Jobs are not replaced, activities are, says Dr Michael Naylor. 


By Dr Michael Naylor

TVNZ’s What’s Next? programme debuted on Sunday night with a look at how technology may soon take over a good percentage of New Zealanders’ jobs. Unfortunately, the show did not address basic concepts from the field of change and far too lightly skipped over important issues. After watching the show, viewers would be excused for feeling a rising sense of panic. Such panic may well be unnecessary, so I have listed some vital issues for people to understand.

Jobs are not replaced, activities are. There is no doubt that some activities will be replaced – so the impact on any job will depend on the mix of activities in that job. There will be some activities within most jobs that will be untouched, and demand for the remaining activities may even expand.

For example, a truck driver does not just drive. They also load and unload and offer customer service. So, current truck drivers may become delivery assistants. For long-distance drivers, where driving is a high proportion of the job, the impact may be large; for around-the-city drivers, probably not so much.

It’s software, not robots. Physical robots are still quite backwards and they cannot do that may jobs. Software advances will be far more transformative. Software has two strands: sequential software and algorithms. Most software so far has been sequential or yes/no task based. This type is unable to handle complex tasks like driving.

Algorithm software (or artificial intelligence) is quite different. It uses iterative equations to input data and analyses it by ‘learning’ what factors are important. This enables algorithms to handle very complex tasks. Widespread use of algorithm software is fairly new and is only now working its way through society. It can easily handle huge complex databases and find answers that exceed the ability of humans. This is what will transform society in much the same way the first industrial revolution did.

Dr Michael Naylor says accountants and lawyers will still have jobs, they'll just be different.


A change to the rate of change

When you take a big-picture view of employment it looks very different to the impact on individuals. When weaving was mechanised, weaving as a home-based manual occupation did disappear. However, the price of clothing dropped by 98 per cent, and demand for clothes boomed. The population went from buying a few changes of clothing over a lifetime to owning many outfits. Employment in the clothing sector, as a whole, rose 20-fold.

It’s estimated that 70 per cent of all current jobs will be affected by technology and over 50 per cent of jobs in 2050 may be ones we have not yet heard about. Before the first industrial revolution, could peasants have imagined jobs as factory workers, clothing designers or baristas? While society as a whole may gain, not every worker will – so we need large social and retraining programmes to support displaced workers.

The education system is changing as students move towards learning thinking skills and learning how to re-learn. Knowing facts is irrelevant when computers provide instant recall.
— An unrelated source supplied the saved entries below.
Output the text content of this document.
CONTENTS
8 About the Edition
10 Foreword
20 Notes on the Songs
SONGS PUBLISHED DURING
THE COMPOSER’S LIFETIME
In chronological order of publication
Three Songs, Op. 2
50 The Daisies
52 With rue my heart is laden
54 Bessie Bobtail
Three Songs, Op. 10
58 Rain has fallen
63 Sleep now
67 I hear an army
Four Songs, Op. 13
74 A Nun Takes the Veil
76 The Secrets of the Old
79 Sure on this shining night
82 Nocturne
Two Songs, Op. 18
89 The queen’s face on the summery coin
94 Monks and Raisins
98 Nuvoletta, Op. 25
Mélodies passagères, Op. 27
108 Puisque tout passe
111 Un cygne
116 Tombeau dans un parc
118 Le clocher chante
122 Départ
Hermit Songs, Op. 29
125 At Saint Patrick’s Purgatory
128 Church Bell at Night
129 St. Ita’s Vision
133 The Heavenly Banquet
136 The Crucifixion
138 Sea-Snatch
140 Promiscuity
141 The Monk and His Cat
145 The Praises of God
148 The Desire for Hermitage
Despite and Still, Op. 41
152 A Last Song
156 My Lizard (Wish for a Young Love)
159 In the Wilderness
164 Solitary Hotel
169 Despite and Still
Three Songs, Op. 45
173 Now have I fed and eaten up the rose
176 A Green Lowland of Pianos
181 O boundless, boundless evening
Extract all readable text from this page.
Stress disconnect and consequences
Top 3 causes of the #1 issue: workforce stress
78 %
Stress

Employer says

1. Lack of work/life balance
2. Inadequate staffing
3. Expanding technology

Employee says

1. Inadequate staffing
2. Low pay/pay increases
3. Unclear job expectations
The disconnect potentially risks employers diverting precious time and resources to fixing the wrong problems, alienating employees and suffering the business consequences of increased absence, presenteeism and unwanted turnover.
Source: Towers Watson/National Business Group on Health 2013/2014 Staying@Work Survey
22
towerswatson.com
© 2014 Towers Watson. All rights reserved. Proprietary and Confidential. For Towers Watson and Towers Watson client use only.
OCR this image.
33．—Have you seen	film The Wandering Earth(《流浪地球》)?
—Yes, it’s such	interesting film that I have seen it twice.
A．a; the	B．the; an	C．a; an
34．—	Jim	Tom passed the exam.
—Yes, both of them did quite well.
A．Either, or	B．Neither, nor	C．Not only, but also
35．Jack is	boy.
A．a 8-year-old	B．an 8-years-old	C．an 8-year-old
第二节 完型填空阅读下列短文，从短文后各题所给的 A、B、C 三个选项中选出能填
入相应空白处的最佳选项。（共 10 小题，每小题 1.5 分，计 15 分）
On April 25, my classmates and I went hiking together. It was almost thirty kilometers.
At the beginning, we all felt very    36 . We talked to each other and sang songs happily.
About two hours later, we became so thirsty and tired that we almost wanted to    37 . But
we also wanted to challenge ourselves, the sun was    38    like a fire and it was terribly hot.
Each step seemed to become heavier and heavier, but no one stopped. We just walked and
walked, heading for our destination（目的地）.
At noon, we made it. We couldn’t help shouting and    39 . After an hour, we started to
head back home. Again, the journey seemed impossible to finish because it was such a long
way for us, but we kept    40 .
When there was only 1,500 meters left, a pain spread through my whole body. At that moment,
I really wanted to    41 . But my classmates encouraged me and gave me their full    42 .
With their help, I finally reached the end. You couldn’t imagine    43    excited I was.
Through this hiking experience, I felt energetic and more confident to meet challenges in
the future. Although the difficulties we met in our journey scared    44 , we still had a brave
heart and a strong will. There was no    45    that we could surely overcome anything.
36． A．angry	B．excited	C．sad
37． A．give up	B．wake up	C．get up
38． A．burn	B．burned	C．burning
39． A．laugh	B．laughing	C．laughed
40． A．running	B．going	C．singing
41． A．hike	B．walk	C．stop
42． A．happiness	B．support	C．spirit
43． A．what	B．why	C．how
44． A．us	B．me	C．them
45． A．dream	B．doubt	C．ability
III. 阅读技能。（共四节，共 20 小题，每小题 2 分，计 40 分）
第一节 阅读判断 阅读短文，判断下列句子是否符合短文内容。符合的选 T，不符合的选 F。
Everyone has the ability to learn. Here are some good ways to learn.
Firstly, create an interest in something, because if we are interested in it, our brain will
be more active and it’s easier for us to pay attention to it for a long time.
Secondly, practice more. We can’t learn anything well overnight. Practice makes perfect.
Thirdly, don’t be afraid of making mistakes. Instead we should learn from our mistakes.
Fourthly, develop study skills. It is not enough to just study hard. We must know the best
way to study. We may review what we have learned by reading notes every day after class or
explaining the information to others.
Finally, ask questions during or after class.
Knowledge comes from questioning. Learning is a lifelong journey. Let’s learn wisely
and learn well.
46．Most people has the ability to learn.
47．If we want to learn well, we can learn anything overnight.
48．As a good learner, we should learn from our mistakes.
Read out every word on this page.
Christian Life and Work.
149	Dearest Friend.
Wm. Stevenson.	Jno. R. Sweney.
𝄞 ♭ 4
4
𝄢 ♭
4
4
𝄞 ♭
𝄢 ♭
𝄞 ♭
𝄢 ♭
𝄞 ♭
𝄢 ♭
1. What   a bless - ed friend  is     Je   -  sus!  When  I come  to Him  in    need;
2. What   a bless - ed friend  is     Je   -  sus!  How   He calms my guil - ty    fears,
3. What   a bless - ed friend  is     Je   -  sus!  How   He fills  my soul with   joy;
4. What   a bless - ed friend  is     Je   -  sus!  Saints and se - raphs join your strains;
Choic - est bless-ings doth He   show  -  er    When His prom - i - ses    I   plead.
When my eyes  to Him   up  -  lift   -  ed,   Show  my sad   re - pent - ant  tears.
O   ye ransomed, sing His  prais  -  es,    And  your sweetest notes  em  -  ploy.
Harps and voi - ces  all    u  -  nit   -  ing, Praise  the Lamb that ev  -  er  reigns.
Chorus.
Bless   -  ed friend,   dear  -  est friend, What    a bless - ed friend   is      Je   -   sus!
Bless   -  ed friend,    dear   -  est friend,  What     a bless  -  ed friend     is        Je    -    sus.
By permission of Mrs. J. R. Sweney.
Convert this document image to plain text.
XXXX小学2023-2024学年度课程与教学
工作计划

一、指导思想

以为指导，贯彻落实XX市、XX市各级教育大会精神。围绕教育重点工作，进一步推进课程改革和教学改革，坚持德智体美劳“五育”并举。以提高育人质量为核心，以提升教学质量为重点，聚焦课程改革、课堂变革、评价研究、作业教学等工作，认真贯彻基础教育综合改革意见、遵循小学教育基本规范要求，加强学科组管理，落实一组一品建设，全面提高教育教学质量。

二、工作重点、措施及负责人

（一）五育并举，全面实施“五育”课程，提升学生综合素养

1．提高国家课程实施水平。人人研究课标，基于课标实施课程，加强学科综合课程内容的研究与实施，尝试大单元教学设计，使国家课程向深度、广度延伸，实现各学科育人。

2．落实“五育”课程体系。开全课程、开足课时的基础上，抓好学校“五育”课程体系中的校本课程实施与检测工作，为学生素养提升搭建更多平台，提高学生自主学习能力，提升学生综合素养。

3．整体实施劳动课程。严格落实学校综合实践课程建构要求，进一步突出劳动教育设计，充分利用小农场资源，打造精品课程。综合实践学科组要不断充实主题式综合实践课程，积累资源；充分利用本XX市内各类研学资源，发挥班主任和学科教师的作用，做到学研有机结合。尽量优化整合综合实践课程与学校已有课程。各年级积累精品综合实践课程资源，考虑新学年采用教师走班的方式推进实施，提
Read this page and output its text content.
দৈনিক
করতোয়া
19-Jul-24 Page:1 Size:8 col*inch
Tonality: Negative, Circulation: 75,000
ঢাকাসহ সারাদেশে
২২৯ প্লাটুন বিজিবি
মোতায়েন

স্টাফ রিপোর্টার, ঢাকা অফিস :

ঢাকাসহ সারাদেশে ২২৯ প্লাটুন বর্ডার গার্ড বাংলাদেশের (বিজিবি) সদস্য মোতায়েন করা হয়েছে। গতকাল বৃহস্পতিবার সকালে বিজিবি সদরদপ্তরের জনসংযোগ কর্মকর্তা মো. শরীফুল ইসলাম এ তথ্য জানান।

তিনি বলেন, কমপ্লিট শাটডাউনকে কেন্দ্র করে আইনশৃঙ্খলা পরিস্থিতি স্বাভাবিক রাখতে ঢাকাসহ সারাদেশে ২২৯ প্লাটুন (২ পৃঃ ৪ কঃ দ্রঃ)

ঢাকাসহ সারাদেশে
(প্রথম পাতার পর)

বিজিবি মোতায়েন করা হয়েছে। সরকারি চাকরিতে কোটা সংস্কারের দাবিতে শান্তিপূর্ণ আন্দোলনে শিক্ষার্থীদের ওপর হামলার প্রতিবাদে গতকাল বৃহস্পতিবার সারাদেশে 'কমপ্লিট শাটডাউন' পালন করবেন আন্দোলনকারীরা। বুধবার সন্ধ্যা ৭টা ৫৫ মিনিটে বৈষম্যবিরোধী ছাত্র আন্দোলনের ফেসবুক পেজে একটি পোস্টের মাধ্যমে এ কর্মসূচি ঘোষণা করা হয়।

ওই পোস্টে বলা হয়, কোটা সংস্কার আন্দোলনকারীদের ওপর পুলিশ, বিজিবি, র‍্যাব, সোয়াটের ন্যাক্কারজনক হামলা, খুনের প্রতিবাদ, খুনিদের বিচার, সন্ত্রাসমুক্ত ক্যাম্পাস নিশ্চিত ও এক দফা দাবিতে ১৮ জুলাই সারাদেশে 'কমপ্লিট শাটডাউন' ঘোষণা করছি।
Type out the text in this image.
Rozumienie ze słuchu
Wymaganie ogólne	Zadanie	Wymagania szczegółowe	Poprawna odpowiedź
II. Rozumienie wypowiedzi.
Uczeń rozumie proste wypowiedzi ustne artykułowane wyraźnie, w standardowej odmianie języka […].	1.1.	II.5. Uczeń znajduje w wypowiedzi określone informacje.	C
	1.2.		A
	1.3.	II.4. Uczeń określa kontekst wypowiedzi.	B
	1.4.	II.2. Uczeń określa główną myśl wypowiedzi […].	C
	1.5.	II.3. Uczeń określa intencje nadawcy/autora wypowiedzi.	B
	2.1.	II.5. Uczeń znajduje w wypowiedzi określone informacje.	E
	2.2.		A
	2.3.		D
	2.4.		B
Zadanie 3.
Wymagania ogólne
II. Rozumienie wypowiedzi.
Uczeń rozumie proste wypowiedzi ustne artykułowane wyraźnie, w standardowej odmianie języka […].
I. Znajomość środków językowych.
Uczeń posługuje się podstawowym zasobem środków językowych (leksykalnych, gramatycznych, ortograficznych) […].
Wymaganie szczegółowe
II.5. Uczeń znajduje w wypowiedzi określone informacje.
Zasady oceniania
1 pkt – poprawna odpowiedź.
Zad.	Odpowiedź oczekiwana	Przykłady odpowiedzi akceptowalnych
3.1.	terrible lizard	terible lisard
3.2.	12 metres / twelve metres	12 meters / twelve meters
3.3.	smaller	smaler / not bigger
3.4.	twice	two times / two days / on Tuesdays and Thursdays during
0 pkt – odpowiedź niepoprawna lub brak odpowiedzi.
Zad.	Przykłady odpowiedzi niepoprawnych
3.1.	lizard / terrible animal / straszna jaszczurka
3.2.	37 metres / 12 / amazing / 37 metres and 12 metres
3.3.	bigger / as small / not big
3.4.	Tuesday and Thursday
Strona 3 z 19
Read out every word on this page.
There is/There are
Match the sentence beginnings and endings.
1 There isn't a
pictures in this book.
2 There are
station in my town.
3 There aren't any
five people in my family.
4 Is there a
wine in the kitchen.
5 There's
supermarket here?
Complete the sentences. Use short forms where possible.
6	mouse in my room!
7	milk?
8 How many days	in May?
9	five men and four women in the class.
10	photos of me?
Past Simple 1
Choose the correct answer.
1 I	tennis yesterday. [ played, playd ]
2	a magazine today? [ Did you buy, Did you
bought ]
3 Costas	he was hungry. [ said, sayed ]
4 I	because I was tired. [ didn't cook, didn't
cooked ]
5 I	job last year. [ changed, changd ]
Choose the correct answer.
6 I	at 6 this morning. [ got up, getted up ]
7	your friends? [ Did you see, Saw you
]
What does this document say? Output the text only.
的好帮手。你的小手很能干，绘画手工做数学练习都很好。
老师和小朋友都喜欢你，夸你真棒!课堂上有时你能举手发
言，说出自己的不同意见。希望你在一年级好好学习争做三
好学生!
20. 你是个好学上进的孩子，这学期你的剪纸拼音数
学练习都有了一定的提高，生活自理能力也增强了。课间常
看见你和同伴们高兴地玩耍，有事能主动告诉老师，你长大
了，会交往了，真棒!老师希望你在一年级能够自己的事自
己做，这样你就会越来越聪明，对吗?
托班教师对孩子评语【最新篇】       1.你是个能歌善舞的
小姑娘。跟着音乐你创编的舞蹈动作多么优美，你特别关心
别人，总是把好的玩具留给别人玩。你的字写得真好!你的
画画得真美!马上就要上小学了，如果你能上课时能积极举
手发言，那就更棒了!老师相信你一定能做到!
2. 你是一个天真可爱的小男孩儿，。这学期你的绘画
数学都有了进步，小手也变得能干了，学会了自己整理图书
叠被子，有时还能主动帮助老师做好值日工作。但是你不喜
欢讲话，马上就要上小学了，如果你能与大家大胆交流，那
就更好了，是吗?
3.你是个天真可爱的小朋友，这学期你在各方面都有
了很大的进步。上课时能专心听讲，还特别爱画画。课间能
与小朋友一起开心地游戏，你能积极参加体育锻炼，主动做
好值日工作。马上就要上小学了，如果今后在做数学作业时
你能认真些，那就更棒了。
Knowing how to cope with, and analyse, an overwhelming mass of information is vital. Students need education that equips them to create activities that have yet to be invented. This education needs to extend into adulthood, as most people will have three or four occupations over their life, with periods of re-training in between.

We are entering a period where the pace of change is increasing, but that change will still be incremental. For example, driverless cars are now being introduced but we will not move immediately to all cars being driverless. It’s not just a one-off change, but a change to the rate of change. Even so, society will need to get used to continual transformation.

Don't panic, plan for change

Many professions are already changing. For example, most of the activities accountants did in the 1970s, like book-keeping, are no longer done. Accountants now use the outputs of software to discuss how firms can improve their businesses, which is more interesting and more profitable. Accountants will thrive in the future, as they will have a larger, deeper, richer, stream of financial information to do a far better job. 

Initially lawyers were worried too, as case analysis software started doing the work once done by hordes of young lawyers. Legal firms found however, that the cost of ‘discovery’ dropped so much that demand for discovery boomed and more lawyers were required. In much the same way, personal computers destroyed typing pools, but clerical work has boomed.

Societies that proactively embraced the changes of the first industrial revolution, like the United Kingdom, grew richer, healthier and happier. Societies that resisted change fell behind. It is great that TVNZ is starting this debate – but New Zealand needs to focus a lot more attention on how to maximise what is to be gained from this massive transformation of society, rather than panic about what will be lost.

Dr Michael Naylor is a finance and insurance academic at Massey University. He is an expert in the area of the impact of technology on the service sector and is the author of a forthcoming book on the looming technological transformation of the worldwide insurance industry.